Mas a expressão "valeu a pena protestar" terá caído mal junto do Executivo de Passos Coelho que terá forçado a administração da CGD a desmentir que tivesse chegado a acordo com os sindicatos na promoção por mérito além de 15% dos seus colaboradores, contornando dessa forma os cortes dos subsídios de férias e Natal. Fontes governamentais afirmaram mesmo ao Económico que "o Governo ficou irritado" com este episódio, à semelhança do presidente da Caixa, José de Matos.

CGD nega medidas compensatórias
A reacção ao comunicado da FEBASE não tardou. Também em comunicado, a CGD negou ter tomado qualquer "medida extraordinária", acrescentando não serem, por isso, "verdadeiros os factos relatados por alguns sindicatos e reproduzidos pela imprensa", contrariando a informação dada aos sindicatos que as medidas iriam ser aplicadas, numa garantia prestada telefonicamente à FEBASE pelo Director Central da Direcção de Pessoal (DPE).

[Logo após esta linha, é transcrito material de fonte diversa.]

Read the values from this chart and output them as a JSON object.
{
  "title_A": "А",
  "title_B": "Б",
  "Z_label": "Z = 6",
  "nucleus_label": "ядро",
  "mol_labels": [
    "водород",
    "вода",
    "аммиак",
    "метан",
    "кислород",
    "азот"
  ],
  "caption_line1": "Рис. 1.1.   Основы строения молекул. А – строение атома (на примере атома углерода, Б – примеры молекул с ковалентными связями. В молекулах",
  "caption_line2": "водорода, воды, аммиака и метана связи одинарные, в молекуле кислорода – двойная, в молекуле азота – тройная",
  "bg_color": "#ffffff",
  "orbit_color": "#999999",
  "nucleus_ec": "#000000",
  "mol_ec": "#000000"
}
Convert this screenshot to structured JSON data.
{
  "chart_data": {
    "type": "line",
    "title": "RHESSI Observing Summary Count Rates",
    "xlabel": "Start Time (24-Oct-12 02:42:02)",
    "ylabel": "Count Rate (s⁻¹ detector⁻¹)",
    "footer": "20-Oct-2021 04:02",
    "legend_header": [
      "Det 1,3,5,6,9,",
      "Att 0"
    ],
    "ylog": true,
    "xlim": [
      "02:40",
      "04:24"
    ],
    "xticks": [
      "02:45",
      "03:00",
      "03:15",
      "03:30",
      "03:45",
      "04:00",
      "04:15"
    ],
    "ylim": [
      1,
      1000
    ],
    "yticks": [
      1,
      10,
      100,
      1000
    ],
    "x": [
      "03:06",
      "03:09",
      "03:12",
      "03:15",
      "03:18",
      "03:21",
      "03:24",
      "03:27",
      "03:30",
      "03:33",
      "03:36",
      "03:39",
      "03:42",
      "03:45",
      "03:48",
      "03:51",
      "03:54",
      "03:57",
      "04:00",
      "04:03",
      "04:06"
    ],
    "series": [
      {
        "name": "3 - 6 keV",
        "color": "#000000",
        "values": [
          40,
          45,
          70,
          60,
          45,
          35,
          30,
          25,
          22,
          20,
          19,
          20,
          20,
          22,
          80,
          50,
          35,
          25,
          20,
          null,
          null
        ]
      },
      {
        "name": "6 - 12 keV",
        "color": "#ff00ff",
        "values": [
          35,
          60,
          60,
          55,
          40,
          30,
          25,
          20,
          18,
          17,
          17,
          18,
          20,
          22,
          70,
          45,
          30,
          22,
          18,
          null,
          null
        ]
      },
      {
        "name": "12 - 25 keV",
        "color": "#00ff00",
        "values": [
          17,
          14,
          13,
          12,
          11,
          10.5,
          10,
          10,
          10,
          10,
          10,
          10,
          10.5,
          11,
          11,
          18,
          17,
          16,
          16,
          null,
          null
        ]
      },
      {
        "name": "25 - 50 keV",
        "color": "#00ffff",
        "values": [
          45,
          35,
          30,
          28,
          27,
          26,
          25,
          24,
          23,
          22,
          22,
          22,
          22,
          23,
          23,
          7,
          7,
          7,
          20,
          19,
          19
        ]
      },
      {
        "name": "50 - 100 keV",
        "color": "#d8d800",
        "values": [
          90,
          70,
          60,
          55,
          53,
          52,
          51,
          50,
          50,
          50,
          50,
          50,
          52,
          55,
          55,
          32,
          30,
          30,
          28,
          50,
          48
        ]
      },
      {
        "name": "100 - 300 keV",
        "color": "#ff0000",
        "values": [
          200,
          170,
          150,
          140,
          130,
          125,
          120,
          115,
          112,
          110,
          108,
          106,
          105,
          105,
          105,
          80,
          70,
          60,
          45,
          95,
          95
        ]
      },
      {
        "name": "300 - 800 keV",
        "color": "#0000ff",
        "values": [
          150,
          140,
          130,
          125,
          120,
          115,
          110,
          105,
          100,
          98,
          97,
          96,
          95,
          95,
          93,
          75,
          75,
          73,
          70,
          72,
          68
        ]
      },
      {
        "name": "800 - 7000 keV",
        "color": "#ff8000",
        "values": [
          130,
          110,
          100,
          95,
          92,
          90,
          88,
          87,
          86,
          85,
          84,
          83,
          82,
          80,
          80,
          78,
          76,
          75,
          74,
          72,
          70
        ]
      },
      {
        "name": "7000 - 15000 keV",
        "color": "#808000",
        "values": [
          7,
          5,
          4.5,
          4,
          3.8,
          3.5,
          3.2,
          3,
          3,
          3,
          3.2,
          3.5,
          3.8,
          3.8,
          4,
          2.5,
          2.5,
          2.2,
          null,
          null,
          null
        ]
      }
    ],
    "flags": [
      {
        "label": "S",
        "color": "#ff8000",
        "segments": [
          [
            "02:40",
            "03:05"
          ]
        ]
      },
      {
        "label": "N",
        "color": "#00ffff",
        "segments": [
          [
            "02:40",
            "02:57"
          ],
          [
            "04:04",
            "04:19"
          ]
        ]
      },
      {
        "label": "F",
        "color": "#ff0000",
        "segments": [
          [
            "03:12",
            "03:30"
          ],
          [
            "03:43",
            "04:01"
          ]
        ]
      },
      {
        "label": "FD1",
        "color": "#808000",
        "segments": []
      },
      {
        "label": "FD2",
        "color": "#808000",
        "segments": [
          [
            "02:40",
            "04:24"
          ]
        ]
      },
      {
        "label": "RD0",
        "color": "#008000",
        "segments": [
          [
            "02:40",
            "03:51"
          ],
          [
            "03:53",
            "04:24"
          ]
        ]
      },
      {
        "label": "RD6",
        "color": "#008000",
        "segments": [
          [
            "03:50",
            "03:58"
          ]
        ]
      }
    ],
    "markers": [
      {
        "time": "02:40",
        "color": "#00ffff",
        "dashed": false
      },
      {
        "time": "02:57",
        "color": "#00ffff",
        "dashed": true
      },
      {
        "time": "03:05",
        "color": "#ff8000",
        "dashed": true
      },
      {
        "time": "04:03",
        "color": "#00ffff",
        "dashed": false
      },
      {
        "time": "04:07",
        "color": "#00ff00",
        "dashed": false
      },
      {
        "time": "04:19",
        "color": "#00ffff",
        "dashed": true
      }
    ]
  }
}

A administração da CGD negou, contudo, qualquer alteração à sua política de promoções e assegurou que prossegue "uma política de contenção de promoções sem qualquer percentagens predefinidas".

"É completamente falso que a gestão corrente dos seus recurso humanos possa ser entendida como qualquer medida para contornar a lei ou para compensar os seus trabalhadores pelos impactos da Lei do Orçamento de Estado 201", sublinhou a instituição em comunicado, datado de 28 de Janeiro.